Tiba-tiba, dari balik pusaran energi itu, muncul sosok. Mereka bukan manusia—makhluk itu tinggi, ramping, dan tubuh mereka memancarkan cahaya samar berwarna perak. Wajah mereka tidak memiliki fitur yang jelas, hanya permukaan halus dengan pola-pola bercahaya.
"Siapa kalian?" Elena bertanya dengan suara lantang, mencoba menyembunyikan ketakutannya.
Salah satu makhluk itu melangkah maju, gerakannya anggun dan tenang. Suara mereka terdengar, meskipun mereka tidak berbicara secara fisik. "Kami adalah mereka yang menjaga pengetahuan. Kalian telah melangkah terlalu jauh, tetapi ujian belum selesai."
Samuel mengerutkan kening. "Ujian apa lagi? Kita sudah melewati labirin, kita sudah tiba di sini."
"Ujian sejati bukanlah tentang perjalanan fisik," jawab makhluk itu, "tapi tentang pemahaman. Apa yang akan kalian lakukan dengan pengetahuan yang kalian cari?"
Elena maju selangkah. "Kami di sini untuk memahami sinyal yang membawa kami ke sini. Kami ingin tahu siapa kalian dan apa tujuan dari tempat ini."
Makhluk itu tampak ragu sejenak sebelum menjawab. "Sinyal itu adalah peringatan, bukan undangan. Banyak yang telah datang sebelumnya, tapi tak semua kembali. Tempat ini menyimpan pengetahuan yang bisa menghancurkan atau menyelamatkan. Apakah kalian siap untuk menanggung akibatnya?"
Pertanyaan itu menggantung di udara, membuat kru terdiam. Mereka tidak pernah berpikir sejauh itu—bahwa pengetahuan yang mereka cari bisa menjadi ancaman, bukan hanya jawaban. Elena merasa beban di pundaknya semakin berat.
"Kita datang sejauh ini," kata Elena akhirnya. "Kami tahu risikonya, tapi kami juga tahu bahwa kita tidak bisa kembali tanpa kebenaran."

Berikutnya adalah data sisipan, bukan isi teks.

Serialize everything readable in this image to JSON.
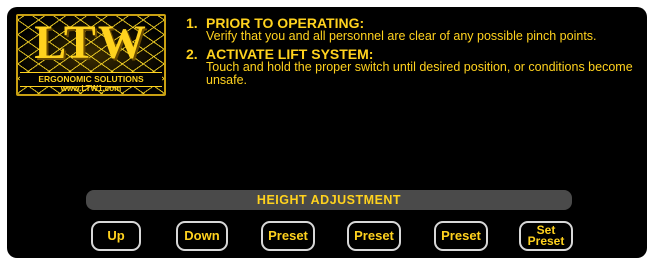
{
  "logo": {
    "main_text": "LTW",
    "tagline": "ERGONOMIC SOLUTIONS",
    "url": "www.LTW1.com"
  },
  "instructions": [
    {
      "number": "1.",
      "title": "PRIOR TO OPERATING:",
      "body": "Verify that you and all personnel are clear of any possible pinch points."
    },
    {
      "number": "2.",
      "title": "ACTIVATE LIFT SYSTEM:",
      "body": "Touch and hold the proper switch until desired position, or conditions become unsafe."
    }
  ],
  "height_adjustment": {
    "label": "HEIGHT ADJUSTMENT"
  },
  "buttons": {
    "up": "Up",
    "down": "Down",
    "preset_1": "Preset",
    "preset_2": "Preset",
    "preset_3": "Preset",
    "set_preset_line1": "Set",
    "set_preset_line2": "Preset"
  },
  "colors": {
    "accent": "#ffd21e",
    "panel": "#000000",
    "bar": "#4a4a4a",
    "button_border": "#d8d8d8"
  }
}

Makhluk itu menunduk sedikit, seolah-olah memberikan penghormatan. "Jika itu pilihanmu, maka bersiaplah. Pengetahuan yang kalian cari tidak akan mudah dipahami, dan itu akan menguji hati serta pikiran kalian."
Kemudian, tanpa peringatan, pusaran energi di tengah ruangan mulai berputar lebih cepat. Cahaya biru yang sebelumnya lembut kini bersinar terang, menelan seluruh ruangan dengan intensitas yang menyilaukan.

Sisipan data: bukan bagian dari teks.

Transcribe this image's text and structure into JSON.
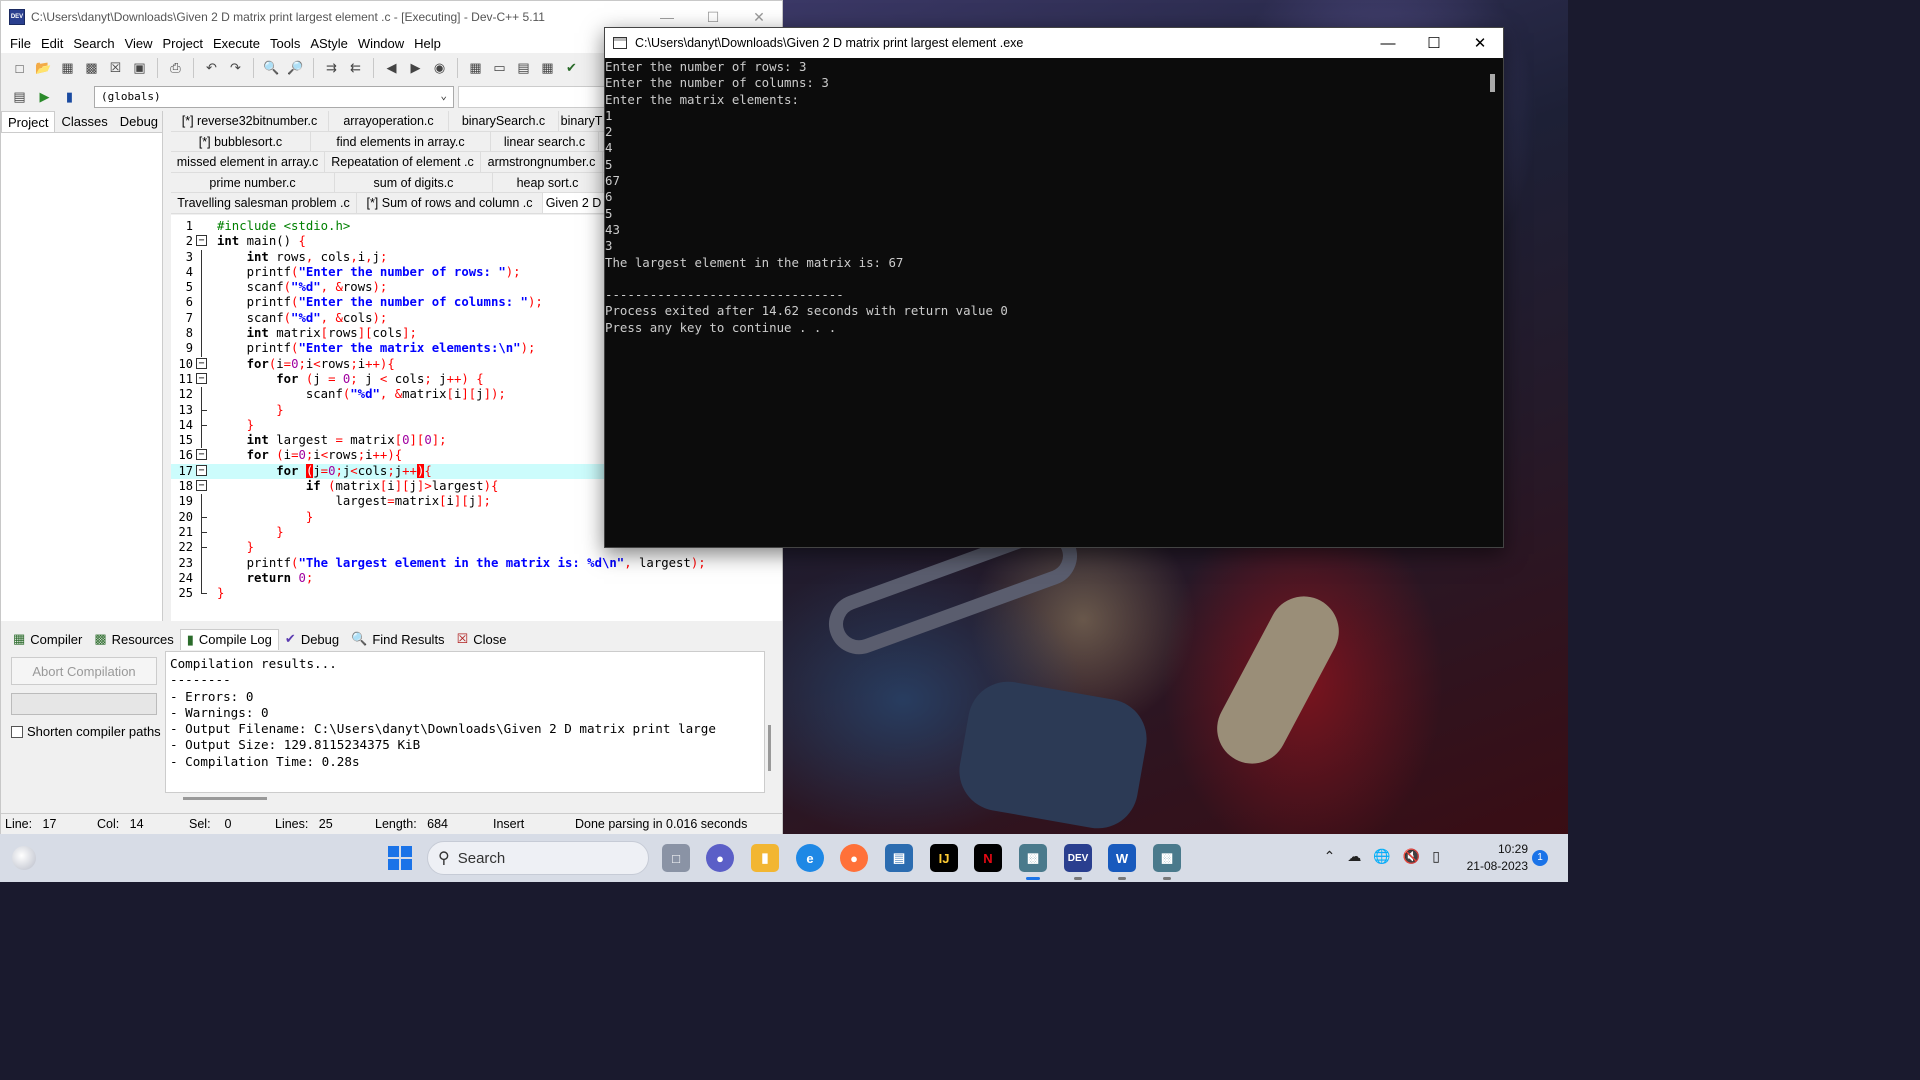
{
  "devcpp": {
    "title": "C:\\Users\\danyt\\Downloads\\Given 2 D matrix print largest element .c - [Executing] - Dev-C++ 5.11",
    "menu": [
      "File",
      "Edit",
      "Search",
      "View",
      "Project",
      "Execute",
      "Tools",
      "AStyle",
      "Window",
      "Help"
    ],
    "globals_select": "(globals)",
    "left_tabs": [
      "Project",
      "Classes",
      "Debug"
    ],
    "file_tabs": [
      [
        "[*] reverse32bitnumber.c",
        "arrayoperation.c",
        "binarySearch.c",
        "binaryT"
      ],
      [
        "[*] bubblesort.c",
        "find elements in array.c",
        "linear search.c"
      ],
      [
        "missed element in array.c",
        "Repeatation of element .c",
        "armstrongnumber.c"
      ],
      [
        "prime number.c",
        "sum of digits.c",
        "heap sort.c"
      ],
      [
        "Travelling salesman problem .c",
        "[*] Sum of rows and column .c",
        "Given 2 D"
      ]
    ],
    "bottom_tabs": [
      "Compiler",
      "Resources",
      "Compile Log",
      "Debug",
      "Find Results",
      "Close"
    ],
    "abort_button": "Abort Compilation",
    "shorten_label": "Shorten compiler paths",
    "compile_log": [
      "Compilation results...",
      "--------",
      "- Errors: 0",
      "- Warnings: 0",
      "- Output Filename: C:\\Users\\danyt\\Downloads\\Given 2 D matrix print large",
      "- Output Size: 129.8115234375 KiB",
      "- Compilation Time: 0.28s"
    ],
    "status": {
      "line_label": "Line:",
      "line": "17",
      "col_label": "Col:",
      "col": "14",
      "sel_label": "Sel:",
      "sel": "0",
      "lines_label": "Lines:",
      "lines": "25",
      "length_label": "Length:",
      "length": "684",
      "mode": "Insert",
      "message": "Done parsing in 0.016 seconds"
    }
  },
  "code_lines": [
    "1",
    "2",
    "3",
    "4",
    "5",
    "6",
    "7",
    "8",
    "9",
    "10",
    "11",
    "12",
    "13",
    "14",
    "15",
    "16",
    "17",
    "18",
    "19",
    "20",
    "21",
    "22",
    "23",
    "24",
    "25"
  ],
  "console": {
    "title": "C:\\Users\\danyt\\Downloads\\Given 2 D matrix print largest element .exe",
    "lines": [
      "Enter the number of rows: 3",
      "Enter the number of columns: 3",
      "Enter the matrix elements:",
      "1",
      "2",
      "4",
      "5",
      "67",
      "6",
      "5",
      "43",
      "3",
      "The largest element in the matrix is: 67",
      "",
      "--------------------------------",
      "Process exited after 14.62 seconds with return value 0",
      "Press any key to continue . . ."
    ]
  },
  "taskbar": {
    "search_label": "Search",
    "time": "10:29",
    "date": "21-08-2023",
    "notification_count": "1"
  }
}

Kru menutup mata mereka, berusaha melindungi diri dari kilatan cahaya. Tapi, dalam hitungan detik, mereka merasakan sesuatu yang berbeda—seolah-olah kesadaran mereka terpisah dari tubuh mereka. Mereka dibawa ke tempat lain, ke dunia yang bukan fisik, tapi lebih mirip mimpi yang nyata.
Elena mencoba berteriak, tetapi suaranya hilang. Pikiran-pikiran liar menghantam dirinya, mengaburkan kenyataan. Mereka sekarang berada dalam ujian sejati—ujian yang akan mengungkap apakah mereka pantas mengetahui kebenaran di balik sinyal misterius itu.